But the business of the secret council was over, the cunningly-concealed bomb was removed to a place where it was not likely to be accidentally knocked down, and the remainder of the evening passed in pleasant conversation. I had become fascinated by Sonia’s beauty, and when I found myself sitting alone with her in a corner of the room where we could not be overheard, I whispered into her ear words of love and tenderness. She, on her part, seemed to have no aversion to a mild flirtation, and admitted frankly that she had pleasant recollections of the sunset hour upon the Thames.
“Who is the man condemned to death?” I asked presently.
“What! are you unaware?” she exclaimed in surprise. “Why, the Tzarevitch.”
“The Tzarevitch? And you intend to murder him?”
She shrugged her shoulders, replying, “We have followed him here because he is not so closely guarded as in Petersburg. If we succeed, there will be no heir-apparent, for the Grand Duke George is already dying in the Caucasus, and the days of the autocrat Alexander are numbered. He will die sooner than the world imagines.”
The flippant manner in which she spoke of death appalled me; nevertheless, when I bade her farewell, I was deeply in love with her, and promised to be in the vicinity of the scene of the tragedy on the morrow.
I knew all the details of this desperate plot to kill the Russian heir-apparent—then on a brief visit to London with his fiancée—yet I dared not inform the police, for the terrible vengeance of the Circle was always swift and always fatal. Helpless to avert the calamity, I passed the long day in breathless anxiety, dreading the fatal moment when the blow would be struck. By some strange intuition, I felt that my every action was watched by emissaries of the Nihilists, who feared treachery on my part, for, as a journalist, I was personally acquainted with a number of officers at Scotland Yard. Hour by hour I strove to devise some plan by which I might prevent the foul murder that was about to be perpetrated; but, alas! no solution of the problem presented itself. The plans had been laid with such care and forethought, that undoubtedly the Tzarevitch would fall a victim, and Russia would be plunged into mourning.
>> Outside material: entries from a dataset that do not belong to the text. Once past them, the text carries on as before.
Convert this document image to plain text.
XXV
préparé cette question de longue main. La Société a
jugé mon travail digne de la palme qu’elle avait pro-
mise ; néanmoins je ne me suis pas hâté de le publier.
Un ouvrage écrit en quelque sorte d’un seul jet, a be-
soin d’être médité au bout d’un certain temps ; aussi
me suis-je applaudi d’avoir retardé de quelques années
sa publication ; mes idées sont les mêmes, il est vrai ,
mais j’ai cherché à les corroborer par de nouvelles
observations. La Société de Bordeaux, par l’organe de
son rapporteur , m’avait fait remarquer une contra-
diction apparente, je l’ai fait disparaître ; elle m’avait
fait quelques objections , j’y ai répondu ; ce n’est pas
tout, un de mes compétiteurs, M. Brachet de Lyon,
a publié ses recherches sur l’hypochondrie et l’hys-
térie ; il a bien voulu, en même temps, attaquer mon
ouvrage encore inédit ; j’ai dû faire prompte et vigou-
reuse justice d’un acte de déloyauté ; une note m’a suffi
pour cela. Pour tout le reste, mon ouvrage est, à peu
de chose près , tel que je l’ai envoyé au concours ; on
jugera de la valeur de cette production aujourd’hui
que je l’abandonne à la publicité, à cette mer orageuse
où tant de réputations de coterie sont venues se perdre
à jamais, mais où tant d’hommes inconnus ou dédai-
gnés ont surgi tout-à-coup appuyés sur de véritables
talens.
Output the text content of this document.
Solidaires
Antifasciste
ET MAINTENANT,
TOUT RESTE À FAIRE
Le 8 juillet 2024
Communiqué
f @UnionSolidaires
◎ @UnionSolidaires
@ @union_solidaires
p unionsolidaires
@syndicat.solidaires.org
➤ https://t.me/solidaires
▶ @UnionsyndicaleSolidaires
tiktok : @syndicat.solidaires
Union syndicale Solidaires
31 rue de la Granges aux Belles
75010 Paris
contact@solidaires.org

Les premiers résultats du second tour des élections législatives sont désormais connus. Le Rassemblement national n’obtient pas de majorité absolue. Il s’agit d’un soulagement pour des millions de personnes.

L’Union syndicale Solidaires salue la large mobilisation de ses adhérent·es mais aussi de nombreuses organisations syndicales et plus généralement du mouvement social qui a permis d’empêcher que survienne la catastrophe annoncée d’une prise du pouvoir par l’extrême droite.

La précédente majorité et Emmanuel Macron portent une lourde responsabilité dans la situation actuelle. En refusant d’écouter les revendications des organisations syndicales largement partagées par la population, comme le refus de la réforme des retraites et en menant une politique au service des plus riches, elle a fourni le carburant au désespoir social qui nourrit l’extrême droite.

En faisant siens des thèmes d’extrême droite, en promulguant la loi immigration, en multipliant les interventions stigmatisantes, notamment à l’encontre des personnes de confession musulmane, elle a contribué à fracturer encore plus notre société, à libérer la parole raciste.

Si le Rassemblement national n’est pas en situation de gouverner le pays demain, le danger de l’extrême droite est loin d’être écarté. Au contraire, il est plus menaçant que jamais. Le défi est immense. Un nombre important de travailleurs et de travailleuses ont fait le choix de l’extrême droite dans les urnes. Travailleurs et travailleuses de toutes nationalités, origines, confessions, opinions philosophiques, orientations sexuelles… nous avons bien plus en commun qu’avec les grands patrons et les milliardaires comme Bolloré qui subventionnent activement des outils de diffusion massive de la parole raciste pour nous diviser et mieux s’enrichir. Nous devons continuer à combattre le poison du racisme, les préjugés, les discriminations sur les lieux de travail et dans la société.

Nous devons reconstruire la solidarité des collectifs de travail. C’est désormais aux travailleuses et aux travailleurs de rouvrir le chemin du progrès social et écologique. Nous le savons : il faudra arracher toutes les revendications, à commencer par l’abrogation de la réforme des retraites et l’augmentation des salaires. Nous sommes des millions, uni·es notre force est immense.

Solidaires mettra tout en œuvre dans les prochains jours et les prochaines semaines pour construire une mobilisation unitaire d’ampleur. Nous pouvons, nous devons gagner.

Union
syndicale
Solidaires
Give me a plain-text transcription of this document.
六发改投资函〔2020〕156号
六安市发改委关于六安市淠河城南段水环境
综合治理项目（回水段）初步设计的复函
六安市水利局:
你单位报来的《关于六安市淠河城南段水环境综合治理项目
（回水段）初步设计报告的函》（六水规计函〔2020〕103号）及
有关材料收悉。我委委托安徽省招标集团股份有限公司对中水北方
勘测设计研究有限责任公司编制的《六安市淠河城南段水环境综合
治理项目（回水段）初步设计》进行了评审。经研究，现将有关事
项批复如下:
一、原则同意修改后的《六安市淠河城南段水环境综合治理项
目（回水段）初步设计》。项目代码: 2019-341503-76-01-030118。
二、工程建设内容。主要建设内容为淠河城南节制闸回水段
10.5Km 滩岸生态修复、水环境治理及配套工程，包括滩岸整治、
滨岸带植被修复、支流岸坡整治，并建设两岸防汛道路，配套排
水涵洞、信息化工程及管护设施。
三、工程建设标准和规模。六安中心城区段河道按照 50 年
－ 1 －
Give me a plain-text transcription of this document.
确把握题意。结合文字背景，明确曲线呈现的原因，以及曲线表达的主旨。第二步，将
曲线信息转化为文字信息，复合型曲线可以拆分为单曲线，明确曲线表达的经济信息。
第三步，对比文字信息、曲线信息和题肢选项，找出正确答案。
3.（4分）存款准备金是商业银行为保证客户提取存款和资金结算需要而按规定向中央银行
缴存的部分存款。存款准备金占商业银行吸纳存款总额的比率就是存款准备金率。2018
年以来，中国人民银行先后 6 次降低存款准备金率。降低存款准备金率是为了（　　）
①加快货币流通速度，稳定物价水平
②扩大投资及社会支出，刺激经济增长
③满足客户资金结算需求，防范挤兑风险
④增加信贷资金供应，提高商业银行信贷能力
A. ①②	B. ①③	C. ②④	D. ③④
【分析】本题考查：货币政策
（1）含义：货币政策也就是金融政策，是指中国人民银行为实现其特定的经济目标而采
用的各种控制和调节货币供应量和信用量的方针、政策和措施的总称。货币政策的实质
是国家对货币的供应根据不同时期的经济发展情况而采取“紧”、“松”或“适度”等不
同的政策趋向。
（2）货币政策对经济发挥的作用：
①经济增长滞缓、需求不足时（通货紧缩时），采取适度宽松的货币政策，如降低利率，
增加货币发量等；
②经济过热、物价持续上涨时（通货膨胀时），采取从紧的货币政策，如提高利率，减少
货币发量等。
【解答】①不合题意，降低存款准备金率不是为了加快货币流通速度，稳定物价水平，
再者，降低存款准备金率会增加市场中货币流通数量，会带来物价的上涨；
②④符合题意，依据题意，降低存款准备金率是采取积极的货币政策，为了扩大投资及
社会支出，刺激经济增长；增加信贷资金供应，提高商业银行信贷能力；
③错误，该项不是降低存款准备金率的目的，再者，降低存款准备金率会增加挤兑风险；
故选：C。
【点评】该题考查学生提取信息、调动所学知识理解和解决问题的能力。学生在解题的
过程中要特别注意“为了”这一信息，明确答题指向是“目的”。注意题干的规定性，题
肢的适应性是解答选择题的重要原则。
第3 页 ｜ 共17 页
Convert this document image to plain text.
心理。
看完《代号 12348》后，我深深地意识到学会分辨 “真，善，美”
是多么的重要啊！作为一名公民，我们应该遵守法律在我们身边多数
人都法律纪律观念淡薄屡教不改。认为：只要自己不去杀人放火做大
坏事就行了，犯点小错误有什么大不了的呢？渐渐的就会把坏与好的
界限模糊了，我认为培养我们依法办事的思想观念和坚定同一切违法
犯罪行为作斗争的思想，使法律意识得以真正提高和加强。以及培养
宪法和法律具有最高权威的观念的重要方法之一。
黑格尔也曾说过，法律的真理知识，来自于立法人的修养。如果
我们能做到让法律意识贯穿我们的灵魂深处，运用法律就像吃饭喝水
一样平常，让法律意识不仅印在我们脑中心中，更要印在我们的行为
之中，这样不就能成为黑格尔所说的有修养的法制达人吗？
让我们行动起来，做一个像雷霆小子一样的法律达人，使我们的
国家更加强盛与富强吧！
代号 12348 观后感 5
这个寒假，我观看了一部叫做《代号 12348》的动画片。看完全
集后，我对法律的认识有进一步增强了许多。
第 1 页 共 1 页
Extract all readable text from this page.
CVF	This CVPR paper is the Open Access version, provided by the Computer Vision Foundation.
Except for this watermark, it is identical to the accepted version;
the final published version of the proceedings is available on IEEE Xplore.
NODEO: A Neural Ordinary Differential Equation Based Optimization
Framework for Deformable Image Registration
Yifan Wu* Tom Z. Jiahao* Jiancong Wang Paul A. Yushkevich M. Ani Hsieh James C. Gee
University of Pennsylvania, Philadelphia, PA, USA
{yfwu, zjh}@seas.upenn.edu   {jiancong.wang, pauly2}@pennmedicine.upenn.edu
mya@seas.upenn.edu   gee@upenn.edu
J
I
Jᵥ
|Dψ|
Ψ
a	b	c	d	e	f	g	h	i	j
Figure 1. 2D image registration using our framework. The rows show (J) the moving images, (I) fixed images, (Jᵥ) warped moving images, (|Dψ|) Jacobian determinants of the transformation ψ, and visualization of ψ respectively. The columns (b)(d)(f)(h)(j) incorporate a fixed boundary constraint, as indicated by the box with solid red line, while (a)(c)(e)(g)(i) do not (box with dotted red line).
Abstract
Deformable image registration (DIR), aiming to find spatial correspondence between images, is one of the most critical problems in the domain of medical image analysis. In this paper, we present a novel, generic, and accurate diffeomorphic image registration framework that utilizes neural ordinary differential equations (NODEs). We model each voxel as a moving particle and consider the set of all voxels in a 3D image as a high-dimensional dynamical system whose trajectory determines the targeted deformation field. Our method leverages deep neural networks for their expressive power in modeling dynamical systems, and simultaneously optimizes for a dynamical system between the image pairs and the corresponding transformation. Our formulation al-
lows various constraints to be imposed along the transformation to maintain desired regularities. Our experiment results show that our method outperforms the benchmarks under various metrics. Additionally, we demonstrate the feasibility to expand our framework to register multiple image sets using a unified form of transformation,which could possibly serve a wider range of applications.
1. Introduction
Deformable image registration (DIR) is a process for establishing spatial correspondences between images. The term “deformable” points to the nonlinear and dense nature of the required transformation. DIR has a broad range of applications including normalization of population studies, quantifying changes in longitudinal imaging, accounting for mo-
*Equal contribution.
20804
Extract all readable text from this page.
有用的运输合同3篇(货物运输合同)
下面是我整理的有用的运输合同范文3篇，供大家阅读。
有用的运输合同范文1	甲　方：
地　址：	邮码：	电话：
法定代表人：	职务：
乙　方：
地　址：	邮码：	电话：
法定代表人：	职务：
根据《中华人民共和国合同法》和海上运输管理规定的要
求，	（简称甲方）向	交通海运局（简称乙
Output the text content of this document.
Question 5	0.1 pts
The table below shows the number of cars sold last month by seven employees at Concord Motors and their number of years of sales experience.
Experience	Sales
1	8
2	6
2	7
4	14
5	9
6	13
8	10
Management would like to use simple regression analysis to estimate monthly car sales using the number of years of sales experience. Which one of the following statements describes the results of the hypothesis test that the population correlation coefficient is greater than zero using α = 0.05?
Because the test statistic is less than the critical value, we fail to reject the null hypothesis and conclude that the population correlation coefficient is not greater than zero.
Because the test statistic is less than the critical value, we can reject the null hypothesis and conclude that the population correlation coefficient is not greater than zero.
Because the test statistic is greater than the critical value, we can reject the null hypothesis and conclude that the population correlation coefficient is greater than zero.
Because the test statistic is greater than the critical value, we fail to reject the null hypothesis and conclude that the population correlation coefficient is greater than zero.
At length twilight deepened into night, and as I walked from Charing Cross down the noisy, bustling Strand, the gas lamps were already alight, and the queues were forming outside the theatres. On passing the steps leading to Exeter Hall, I was startled by a hand being laid upon my arm, and found beside me an elderly woman, poorly-clad, wearing a faded and battered bonnet, with a black, threadbare shawl wrapped around her.
“You have not failed, then?” she exclaimed in low tones, that in an instant I recognised.